По мере улучшения состояния Гэри продолжал снабжать нас образцами крови, и мы проводили эксперименты в реальном времени. То, что мы увидели, нас удивило: Т-лимфоциты у него были даже более активны и бесконтрольны, чем у меня. Выводы напрашивались очевидные и страшные: случай тяжелый. Я помнил, каково приходилось мне, а Гэри может стать еще хуже. И все-таки, проведя в больнице два месяца, он поправился и был направлен на реабилитацию. Ему пришлось заново учиться ходить. Поскольку нам требовалось продолжать изучать его анализы (к тому же мне нравилось с ним общаться), я регулярно приезжал к нему за ампулами с кровью. Однажды я упомянул, что держу ампулы крови в нагрудном кармане, чтобы согреть их по дороге обратно в Филадельфию.
– Прямо как курица-несушка, – пошутил Гэри. Это навело меня на мысль: может, мне и правда стоит сидеть на этих ампулах? Они пластиковые, разбить их практически невозможно. Подумал – сделай! (Потом мы отказались от этой практики, так как пришли к выводу, что тогда мне нужно сидеть на всех образцах для обеспечения идентичных условий эксперимента. Я не настаивал.)
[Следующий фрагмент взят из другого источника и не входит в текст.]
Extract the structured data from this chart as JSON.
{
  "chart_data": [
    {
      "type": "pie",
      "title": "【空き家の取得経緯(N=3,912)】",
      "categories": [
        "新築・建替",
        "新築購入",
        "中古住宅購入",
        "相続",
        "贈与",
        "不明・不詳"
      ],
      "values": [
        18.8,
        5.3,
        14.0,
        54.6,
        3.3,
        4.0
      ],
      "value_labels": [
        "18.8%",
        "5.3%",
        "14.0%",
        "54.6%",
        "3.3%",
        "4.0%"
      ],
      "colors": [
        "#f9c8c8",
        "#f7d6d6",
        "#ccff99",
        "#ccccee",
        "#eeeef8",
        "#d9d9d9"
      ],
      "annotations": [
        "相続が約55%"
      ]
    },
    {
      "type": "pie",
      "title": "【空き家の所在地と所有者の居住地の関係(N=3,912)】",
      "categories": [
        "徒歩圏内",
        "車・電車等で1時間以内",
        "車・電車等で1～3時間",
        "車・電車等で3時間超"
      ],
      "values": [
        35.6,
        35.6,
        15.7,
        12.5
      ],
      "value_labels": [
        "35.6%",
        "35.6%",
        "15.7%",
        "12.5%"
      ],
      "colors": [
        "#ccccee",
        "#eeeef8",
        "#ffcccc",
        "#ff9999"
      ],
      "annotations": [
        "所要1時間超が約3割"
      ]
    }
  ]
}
Случай Гэри казался настоящим триумфом. Человек выжил благодаря двум крупным достижениям, в которых сыграли важную роль CDCN, доктор ван Ре и я сам: диагностические критерии iMCD теперь используют повсеместно и FDA одобрило силтуксимаб. Я воочию увидел плоды нашей работы только потому, что больной оказался в паре этажей над моим кабинетом. Однако мне писали множество врачей и пациентов, и я постоянно думал о том, скольким тысячам незнакомых людей по всему миру мы помогли. Это было потрясающее чувство. Более того, данные, полученные благодаря образцам Гэри, привели к новым идеям, и они тоже могут спасти жизни.
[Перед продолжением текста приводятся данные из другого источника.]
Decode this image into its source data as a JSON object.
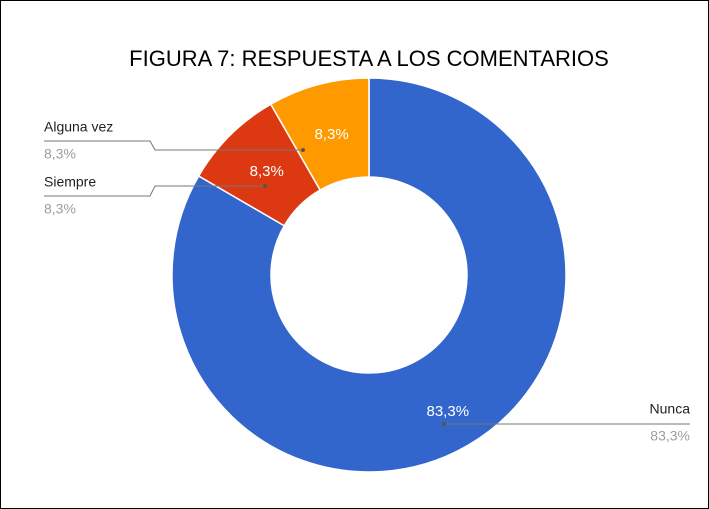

Но через месяц болезнь Кастлемана спустила меня с небес на землю. Несмотря на силтуксимаб, у Гэри случился рецидив. Не помогало ничего. Врачи начали ковровую бомбардировку прекрасно знакомой мне цитотоксической химиотерапией, но он не отреагировал. Когда медсестра в отделении интенсивной терапии услышала, как я говорю жене Гэри, что надежда еще есть и он может выжить, она отвела меня в сторонку и посоветовала поумерить свой оптимизм, так как пациент вряд ли продержится даже ночь.
Тем вечером я обнял Кейтлин немного крепче обычного и дольше говорил по телефону с семьей. Я увидел, какими напуганными и беспомощными эта болезнь делает наших близких. Что удивительно, химиотерапия в последний момент все-таки сработала, Гэри пошел на поправку и в конце концов вышел из больницы. За последние два года рецидивы у него не повторялись.